For starters, tech bellwether Microsoft(Nasdaq: MSFT) had a huge burden lifted from its shoulders Friday when U.S. District Judge Colleen Kollar-Kotelly allowed the company's antitrust settlement with the Justice Department to stand. Other big tech names -- such as Cisco(Nasdaq: CSCO), Intel(Nasdaq: INTC), and Dell(Nasdaq: DELL) -- are riding along on Mr. Softy's coattails.

The possibility that the Federal Reserve will lower interest rates this week is also working in the market's favor. Anytime that happens, interest-paying vehicles such as bonds and CDs become less attractive to investors, and stocks more attractive.

According to one headline today, investors are "piling in." This is an exciting time; after all, the S&P 500 has soared over 14% in the last month, alone. Has the bear market ended? Are you feeling you'll be left behind if you don't run with the crowd?

Don't be anxious. Take your time. Read through our 13 Steps to Investing Foolishly. The train won't leave you at the station -- the market will still be there for you when you're ready.

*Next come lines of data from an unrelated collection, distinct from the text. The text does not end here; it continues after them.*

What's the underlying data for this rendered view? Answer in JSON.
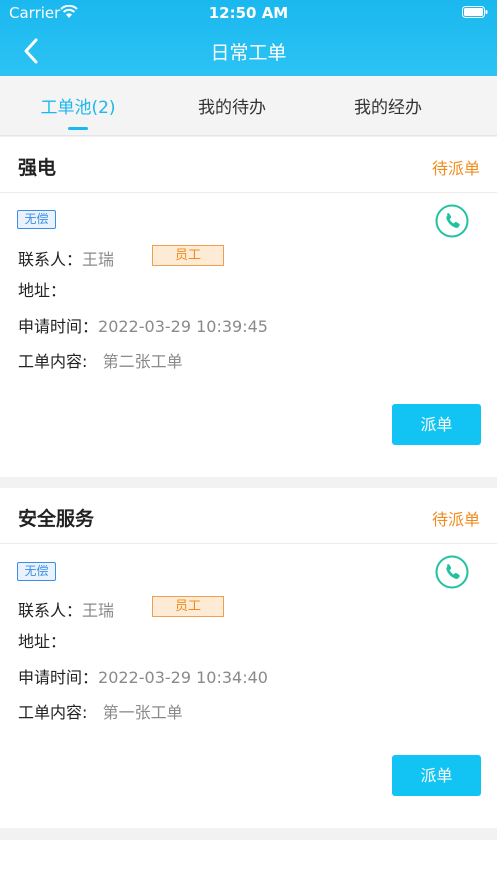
{
  "status_bar": {
    "carrier": "Carrier",
    "time": "12:50 AM"
  },
  "nav": {
    "title": "日常工单"
  },
  "tabs": [
    {
      "label": "工单池(2)"
    },
    {
      "label": "我的待办"
    },
    {
      "label": "我的经办"
    }
  ],
  "labels": {
    "contact": "联系人：",
    "address": "地址：",
    "apply_time": "申请时间：",
    "content": "工单内容:"
  },
  "orders": [
    {
      "title": "强电",
      "status": "待派单",
      "badge": "无偿",
      "contact_name": "王瑞",
      "role": "员工",
      "address": "",
      "apply_time": "2022-03-29 10:39:45",
      "content": "第二张工单",
      "action": "派单"
    },
    {
      "title": "安全服务",
      "status": "待派单",
      "badge": "无偿",
      "contact_name": "王瑞",
      "role": "员工",
      "address": "",
      "apply_time": "2022-03-29 10:34:40",
      "content": "第一张工单",
      "action": "派单"
    }
  ],
  "colors": {
    "header": "#1ab8ef",
    "accent": "#1ab8ef",
    "status": "#f08c1d",
    "button": "#12c4f3",
    "phone": "#1fc3a0"
  },
  "icons": [
    "wifi-icon",
    "battery-icon",
    "back-arrow-icon",
    "phone-icon"
  ]
}
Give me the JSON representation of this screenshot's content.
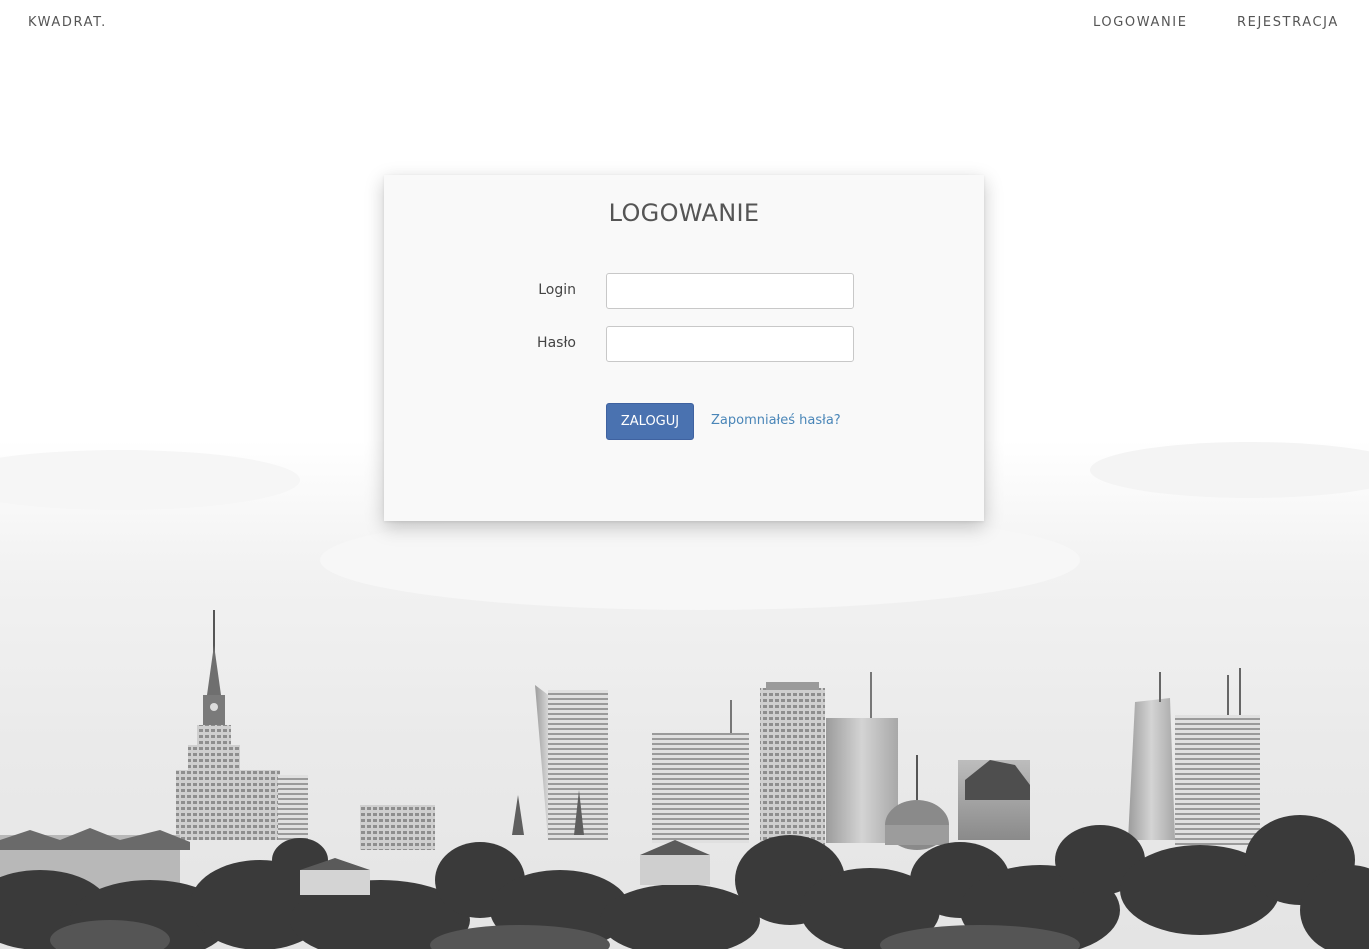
{
  "header": {
    "brand": "KWADRAT.",
    "nav": {
      "login": "LOGOWANIE",
      "register": "REJESTRACJA"
    }
  },
  "login_form": {
    "title": "LOGOWANIE",
    "login_label": "Login",
    "login_value": "",
    "password_label": "Hasło",
    "password_value": "",
    "submit_label": "ZALOGUJ",
    "forgot_label": "Zapomniałeś hasła?"
  },
  "colors": {
    "primary_button": "#4a72b0",
    "link": "#4a86b8",
    "text": "#555555",
    "card_background": "#f9f9f9"
  },
  "background": {
    "image": "city-skyline"
  }
}
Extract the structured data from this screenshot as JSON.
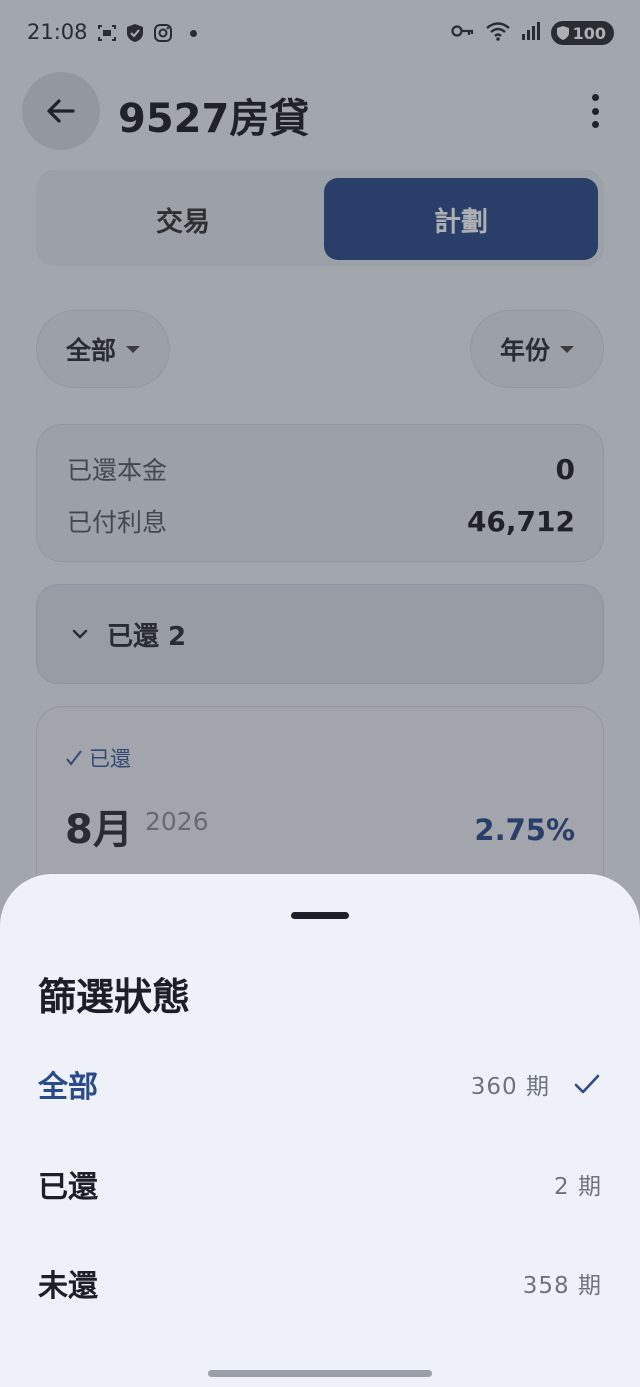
{
  "status_bar": {
    "time": "21:08",
    "battery": "100"
  },
  "app_bar": {
    "title": "9527房貸"
  },
  "tabs": [
    {
      "label": "交易",
      "selected": false
    },
    {
      "label": "計劃",
      "selected": true
    }
  ],
  "filters": {
    "status_label": "全部",
    "period_label": "年份"
  },
  "summary": {
    "principal_label": "已還本金",
    "principal_value": "0",
    "interest_label": "已付利息",
    "interest_value": "46,712"
  },
  "paid_group": {
    "label": "已還 2"
  },
  "schedule_card": {
    "paid_tag": "已還",
    "month": "8月",
    "year": "2026",
    "rate": "2.75%"
  },
  "sheet": {
    "title": "篩選狀態",
    "options": [
      {
        "label": "全部",
        "count": "360 期",
        "selected": true
      },
      {
        "label": "已還",
        "count": "2 期",
        "selected": false
      },
      {
        "label": "未還",
        "count": "358 期",
        "selected": false
      }
    ]
  },
  "colors": {
    "accent": "#2b4a8a",
    "background": "#eef2f8"
  }
}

On the other hand, if you are ready, this is as good a time as any. If you're nowhere near retirement age, and you aren't yet putting away at least some of your savings in the stock market, you probably should be. Are we saying stocks are ready to take off? Not at all. Simply put, we still don't believe anyone can time the market with any consistency, so if you're ready to invest, go for it. The timing is less important than making the decision to educate yourself and get started.

If you need some help, we have plenty to offer: The How to Start Investing How-To Guide, or The Motley Fool Stock Advisor, for example.

Investing in the stock market is still the best way we know of to get rich... gradually.